2005 Annual Report - Online AudienceDemographics: The Young Rule the Web
Perhaps the most important aspect of online news is that it is attracting the most elusive news audience of all, the young.
The 2004 news consumption data reveal that what we have been watching for a generation is continuing: news consumption skews old, and the young consume newspapers and TV news less than their predecessors did at similar ages. In 2004, this was even the subject of a new book by an academic, David Mindich, called "Tuned Out: Why Americans Under 40 Don't Follow the News."
The Internet, however, challenges the notion that the young are uninterested. It is the exception to the idea of news consumption's being an older person's behavior, and this makes it the hope for growth of the overall news audience.

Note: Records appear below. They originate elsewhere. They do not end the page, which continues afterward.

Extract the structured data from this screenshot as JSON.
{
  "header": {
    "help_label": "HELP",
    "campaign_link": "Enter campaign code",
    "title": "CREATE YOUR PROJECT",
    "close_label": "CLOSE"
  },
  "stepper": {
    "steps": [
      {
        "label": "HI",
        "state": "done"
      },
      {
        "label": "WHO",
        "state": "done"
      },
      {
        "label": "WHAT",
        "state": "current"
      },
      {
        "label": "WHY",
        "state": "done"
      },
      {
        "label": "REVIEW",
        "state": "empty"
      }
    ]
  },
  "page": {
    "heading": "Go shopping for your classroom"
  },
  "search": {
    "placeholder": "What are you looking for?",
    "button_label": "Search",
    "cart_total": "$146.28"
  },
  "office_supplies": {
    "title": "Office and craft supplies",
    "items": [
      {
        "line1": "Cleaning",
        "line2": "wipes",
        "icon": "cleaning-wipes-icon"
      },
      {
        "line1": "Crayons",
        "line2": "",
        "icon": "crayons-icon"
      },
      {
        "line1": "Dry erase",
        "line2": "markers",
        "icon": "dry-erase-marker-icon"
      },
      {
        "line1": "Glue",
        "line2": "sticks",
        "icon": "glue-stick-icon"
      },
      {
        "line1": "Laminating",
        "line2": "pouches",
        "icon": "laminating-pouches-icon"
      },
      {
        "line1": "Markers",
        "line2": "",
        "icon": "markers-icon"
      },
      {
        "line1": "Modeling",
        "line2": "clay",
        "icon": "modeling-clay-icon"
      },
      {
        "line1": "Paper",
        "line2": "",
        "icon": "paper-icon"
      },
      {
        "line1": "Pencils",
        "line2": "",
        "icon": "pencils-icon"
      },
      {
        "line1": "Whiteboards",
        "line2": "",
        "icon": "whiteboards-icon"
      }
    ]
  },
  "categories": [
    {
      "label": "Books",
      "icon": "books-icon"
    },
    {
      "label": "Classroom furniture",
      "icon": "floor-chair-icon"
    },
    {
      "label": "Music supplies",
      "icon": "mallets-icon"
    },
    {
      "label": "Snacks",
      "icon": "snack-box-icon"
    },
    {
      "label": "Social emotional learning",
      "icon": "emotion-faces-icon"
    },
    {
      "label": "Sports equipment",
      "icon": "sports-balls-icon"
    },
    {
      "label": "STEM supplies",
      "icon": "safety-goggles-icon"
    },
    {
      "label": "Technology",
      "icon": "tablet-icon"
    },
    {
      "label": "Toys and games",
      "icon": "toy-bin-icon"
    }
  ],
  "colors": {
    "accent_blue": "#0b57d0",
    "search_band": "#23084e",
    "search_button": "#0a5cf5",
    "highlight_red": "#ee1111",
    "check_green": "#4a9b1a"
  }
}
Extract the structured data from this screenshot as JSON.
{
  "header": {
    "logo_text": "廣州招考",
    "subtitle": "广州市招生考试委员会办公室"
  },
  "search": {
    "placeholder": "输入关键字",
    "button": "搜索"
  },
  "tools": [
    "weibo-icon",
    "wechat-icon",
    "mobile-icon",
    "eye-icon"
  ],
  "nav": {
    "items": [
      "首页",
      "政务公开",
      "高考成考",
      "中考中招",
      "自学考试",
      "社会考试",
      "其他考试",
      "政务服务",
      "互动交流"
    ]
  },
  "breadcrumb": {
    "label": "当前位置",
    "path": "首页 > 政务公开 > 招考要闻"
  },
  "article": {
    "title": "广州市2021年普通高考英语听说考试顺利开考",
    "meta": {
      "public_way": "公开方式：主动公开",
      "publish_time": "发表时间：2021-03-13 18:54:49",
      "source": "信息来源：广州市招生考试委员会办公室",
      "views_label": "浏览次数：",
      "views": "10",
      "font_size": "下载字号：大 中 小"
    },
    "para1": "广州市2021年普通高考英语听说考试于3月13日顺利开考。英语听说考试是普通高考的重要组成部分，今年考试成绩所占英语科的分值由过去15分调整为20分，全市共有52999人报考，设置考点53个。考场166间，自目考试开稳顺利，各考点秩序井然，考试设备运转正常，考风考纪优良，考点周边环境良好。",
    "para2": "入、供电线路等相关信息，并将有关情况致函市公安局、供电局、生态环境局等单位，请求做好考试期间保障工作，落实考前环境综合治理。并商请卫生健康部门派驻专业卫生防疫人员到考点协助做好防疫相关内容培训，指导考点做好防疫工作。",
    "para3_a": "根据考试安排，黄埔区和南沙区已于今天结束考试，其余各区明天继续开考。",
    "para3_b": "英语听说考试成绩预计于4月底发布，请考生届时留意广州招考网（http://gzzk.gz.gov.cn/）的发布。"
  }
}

In fact, the young "regularly" go online for news as often as all other age groups, or more often. What's more, as of 2004 regular online news consumption among younger consumers appears to growing (it increased among every other age group as well). Fully 36% of young adults, people aged 18 to 29, reported going online regularly for news in spring 2004, up from 31% in 2002 and 30% in 2000, according to the Pew Research Center for the People and the Press. A different survey, from the Pew Internet & American Life Project, showed that in June of 2004, roughly seven in ten (71%) of Internet users 18 to 29 reported having "ever" gotten news online, up seven percentage points from just four months earlier.15
Thus the Internet explodes the notion that the young are uninterested in news. The interest of younger Americans in the presidential election may suggest the same thing. Younger Americans may be less interested in the way news is traditionally presented than they used to be. They may want the news they want, when they want it. That presents its own challenges, culturally and to industry. But it is different from apathy or disengagement.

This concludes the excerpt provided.